• ilk oyunda çok iyi ve çok kötü yapılan şeyler vardı. kötü diyeceğim şey kesinlikle aksiyon değil.

    "aksiyonu iyiydi siz niye beğenmiyorsunuz" tabi ki demeyeceğim ama senua bir aksiyon oyunu değil. bunu anlamak lazım önce. gelen yaratıklarla savaş hem oyunun ağır temposunu biraz olsun hareketlendirmek, hem de o ses ve atmosferde hepten sıyırmanızı engellemekti. özellikle kulaklıkla oynayınca (bu oyunu asla hoparlör ile oynamak gibi bir salaklık yapmayın bu arada) sesler ve atmosfer sizi öyle bir gömüyordu ki arada bir tenefüs gibi önünüzde duran işin bir oyun olduğunu hatırlamanız gerektiği için savaş işi vardı. yani kestiğimiz yaratıklar olmasa muhtemelen oyunun bir yerlerinde "of acayip boğuldum" diyip oyunu bırakırdık.

    dolayısıyla bu oyundan da aksiyon anlamında farklı bir şey beklemiyorum. bu atmosfer ile akıcı bir de aksiyon istemez miydim? tabi ki isterdim ama oyunu yapan insanların o motivasyonda olduğunu hiç sanmıyorum.

    e peki ilk oyunun problemi neydi?

    kesinlikle tempoydu.

    tempo çok düşüktü falan demeye çalışmıyorum. oyun ilk başında zaten çok orijinal bir fikirle ortaya çıktığından sizi yamultuyor. hiç birimiz böyle bir şey görmemiştik, duymamıştık daha önce. atmosfere sizi ses ile çeken bir oyun. bir şizofrenin iç dünyasını duyduğu seslerle size yaşatma fikri inanılmaz orijinal bunu kabul edelim.
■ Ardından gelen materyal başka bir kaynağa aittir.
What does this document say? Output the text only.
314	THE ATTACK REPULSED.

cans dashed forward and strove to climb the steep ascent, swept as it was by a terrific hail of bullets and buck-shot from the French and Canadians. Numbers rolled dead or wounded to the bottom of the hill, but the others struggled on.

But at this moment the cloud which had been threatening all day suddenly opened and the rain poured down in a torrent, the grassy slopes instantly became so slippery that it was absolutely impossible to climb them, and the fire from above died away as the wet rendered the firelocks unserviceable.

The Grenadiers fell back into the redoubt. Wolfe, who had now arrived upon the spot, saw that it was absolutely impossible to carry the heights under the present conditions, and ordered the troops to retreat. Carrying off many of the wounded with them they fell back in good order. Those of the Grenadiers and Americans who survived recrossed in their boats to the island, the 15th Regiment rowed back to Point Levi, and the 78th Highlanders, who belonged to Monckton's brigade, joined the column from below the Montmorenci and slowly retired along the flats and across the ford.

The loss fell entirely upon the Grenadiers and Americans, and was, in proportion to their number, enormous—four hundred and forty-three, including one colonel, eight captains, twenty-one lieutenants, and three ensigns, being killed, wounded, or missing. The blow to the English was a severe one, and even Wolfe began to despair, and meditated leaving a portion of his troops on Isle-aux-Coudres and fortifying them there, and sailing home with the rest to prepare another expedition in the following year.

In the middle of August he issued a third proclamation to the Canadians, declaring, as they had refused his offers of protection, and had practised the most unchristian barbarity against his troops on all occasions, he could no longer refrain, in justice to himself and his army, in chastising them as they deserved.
    harika bir şekilde oyuna başlıyoruz. oyunun mekaniklerini anlamaya çalıştığımız sekanslar da oldukça başarılı. anladığımız an yavaş yavaş tempo düşüyor ama bu büyük bir problem değil. her oyunda olabilecek bir şey. oyun zaten sizi içine almış. bir kaç saat temposuz ilerlemesi o kadar da rahatsız etmedi beni.

    ardından üstüste başyapıt seviyesinde bölümler geliyor. şimdi tam kaçıncı saati falan hatırlayamıyorum çok oldu oynayalı ama cehennemde gezdiğimiz bölüm, hiç bir şey görmeden sadece sesler ile ilerlediğimiz bölüm falan tam anlamıyla başyapıt. bu bölümlerde tempo da, oynadığımız oyundan aldığımız keyif de arşa çıkıyor.

    aha sorun burada başlıyordu ilk oyunda.

    mükemmel bölümlerden sonra oyunun son 2-3 saati oyun deyim yerindeyse başa dönüyor. temposu düşüyor. bölüm tasarımları biraz önce gördüklerimizden sonra çok yavan geliyor vs. aha işte o saatten sonra ilk oyunu sadece bitirmek için oynadığımı hatırlıyorum. hele son bölümde artık lütfen bit çok sıkıldım dediğimi çok net hatırlıyorum.

    kısacası oyunun temposu çok önemli. ilk oyunda bu biraz eksikti.

    en ideal oyunun kurgusu şöyle olmalı:

    çok ilgi çekici bir giriş sekansı oluşturulmalı. böylelikle oyuncu bir an önce işin içine kendini atabilmeli. sonrasında biraz tempo düşebilir. buna bir itirazım yok. giriş çok iyi olacak. play station exc. oyunlarında bunun en iyi örneklerini görebilirsiniz. god of war'ın bir açılış saati vardır, oyun bir daha o tempoya asla erişmez. sizi direkt olarak hikayenin içine çeker ilk boss fight ile, sonrasında ise o gördüklerinize benzer bir şeyler daha oynayabilir miyim acaba diye oyunun sonuna kadar gidersiniz.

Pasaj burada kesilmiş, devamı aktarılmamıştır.